On the Casimir repulsion in sphere-plate geometry

TL;DR

This paper investigates the Casimir force between a sphere and a plane, focusing on conditions that lead to repulsion due to magnetic permeability effects, with numerical estimates and asymptotic analysis.

Contribution

It provides the first detailed analysis of Casimir repulsion in sphere-plate systems considering magnetic permeability, including numerical estimates and asymptotic behaviors.

Findings

Numerical estimates for vacuum energy with a perfectly permeable sphere.

Asymptotic expressions for repulsive force at short and long distances.

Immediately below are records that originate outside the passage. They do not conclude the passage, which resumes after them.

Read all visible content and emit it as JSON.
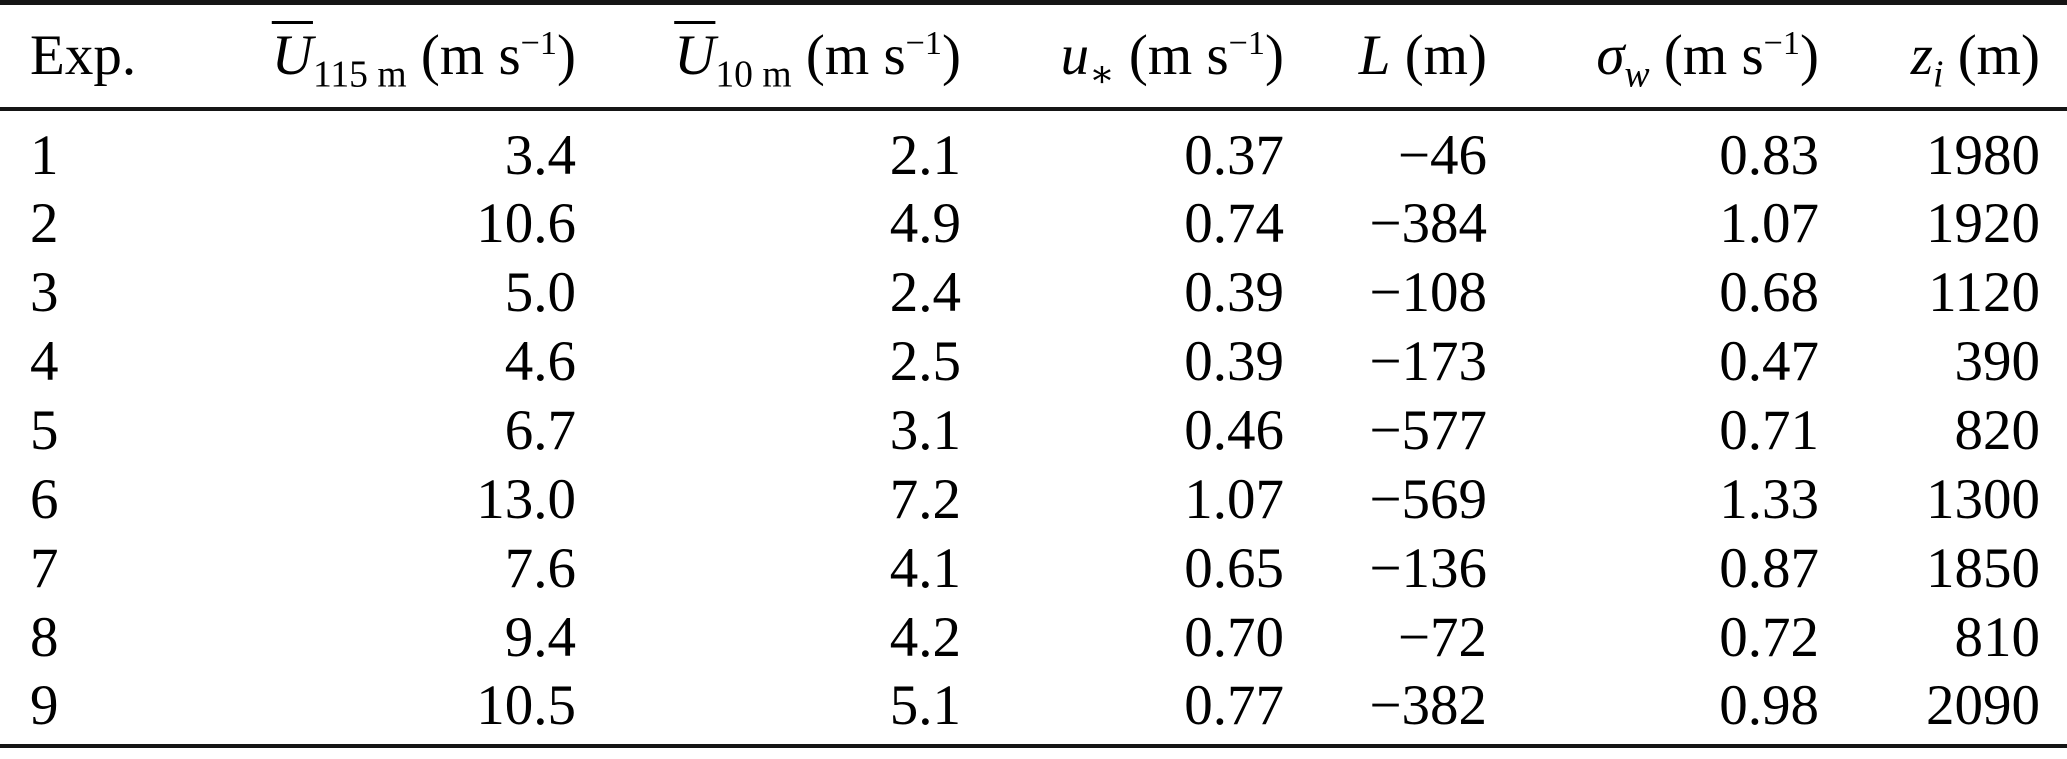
{
  "page": {
    "background": "#ffffff",
    "text_color": "#000000",
    "rule_color": "#151515"
  },
  "table": {
    "headers": [
      {
        "name": "exp",
        "segments": [
          {
            "t": "Exp.",
            "style": "roman"
          }
        ]
      },
      {
        "name": "u-115m",
        "segments": [
          {
            "t": "U",
            "style": "italic-overline"
          },
          {
            "t": "115 m",
            "style": "sub"
          },
          {
            "t": " (m s",
            "style": "roman"
          },
          {
            "t": "−1",
            "style": "sup"
          },
          {
            "t": ")",
            "style": "roman"
          }
        ]
      },
      {
        "name": "u-10m",
        "segments": [
          {
            "t": "U",
            "style": "italic-overline"
          },
          {
            "t": "10 m",
            "style": "sub"
          },
          {
            "t": " (m s",
            "style": "roman"
          },
          {
            "t": "−1",
            "style": "sup"
          },
          {
            "t": ")",
            "style": "roman"
          }
        ]
      },
      {
        "name": "u-star",
        "segments": [
          {
            "t": "u",
            "style": "italic"
          },
          {
            "t": "∗",
            "style": "sub"
          },
          {
            "t": " (m s",
            "style": "roman"
          },
          {
            "t": "−1",
            "style": "sup"
          },
          {
            "t": ")",
            "style": "roman"
          }
        ]
      },
      {
        "name": "obukhov-L",
        "segments": [
          {
            "t": "L",
            "style": "italic"
          },
          {
            "t": " (m)",
            "style": "roman"
          }
        ]
      },
      {
        "name": "sigma-w",
        "segments": [
          {
            "t": "σ",
            "style": "italic"
          },
          {
            "t": "w",
            "style": "sub-italic"
          },
          {
            "t": " (m s",
            "style": "roman"
          },
          {
            "t": "−1",
            "style": "sup"
          },
          {
            "t": ")",
            "style": "roman"
          }
        ]
      },
      {
        "name": "z-i",
        "segments": [
          {
            "t": "z",
            "style": "italic"
          },
          {
            "t": "i",
            "style": "sub-italic"
          },
          {
            "t": " (m)",
            "style": "roman"
          }
        ]
      }
    ],
    "rows": [
      [
        "1",
        "3.4",
        "2.1",
        "0.37",
        "−46",
        "0.83",
        "1980"
      ],
      [
        "2",
        "10.6",
        "4.9",
        "0.74",
        "−384",
        "1.07",
        "1920"
      ],
      [
        "3",
        "5.0",
        "2.4",
        "0.39",
        "−108",
        "0.68",
        "1120"
      ],
      [
        "4",
        "4.6",
        "2.5",
        "0.39",
        "−173",
        "0.47",
        "390"
      ],
      [
        "5",
        "6.7",
        "3.1",
        "0.46",
        "−577",
        "0.71",
        "820"
      ],
      [
        "6",
        "13.0",
        "7.2",
        "1.07",
        "−569",
        "1.33",
        "1300"
      ],
      [
        "7",
        "7.6",
        "4.1",
        "0.65",
        "−136",
        "0.87",
        "1850"
      ],
      [
        "8",
        "9.4",
        "4.2",
        "0.70",
        "−72",
        "0.72",
        "810"
      ],
      [
        "9",
        "10.5",
        "5.1",
        "0.77",
        "−382",
        "0.98",
        "2090"
      ]
    ]
  }
}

Discussion of conditions constraining Casimir repulsion.

Abstract

The electromagnetic vacuum energy is considered in the presence of a perfectly conducting plane and a ball with dielectric permittivity $\varepsilon$ and magnetic permeability $\mu$, $\mu\ne1$. The attention is focused on the Casimir repulsion in this system caused by magnetic permeability of the sphere. In the case of perfectly permeable sphere, $\mu=\infty$, the vacuum energy is estimated numerically. The short and long distance asymptotes corresponding to the repulsive force and respective low temperature corrections and high temperature limits are found for a wide range of $\mu$. The constraints on the Casimir repulsion in this system are discussed.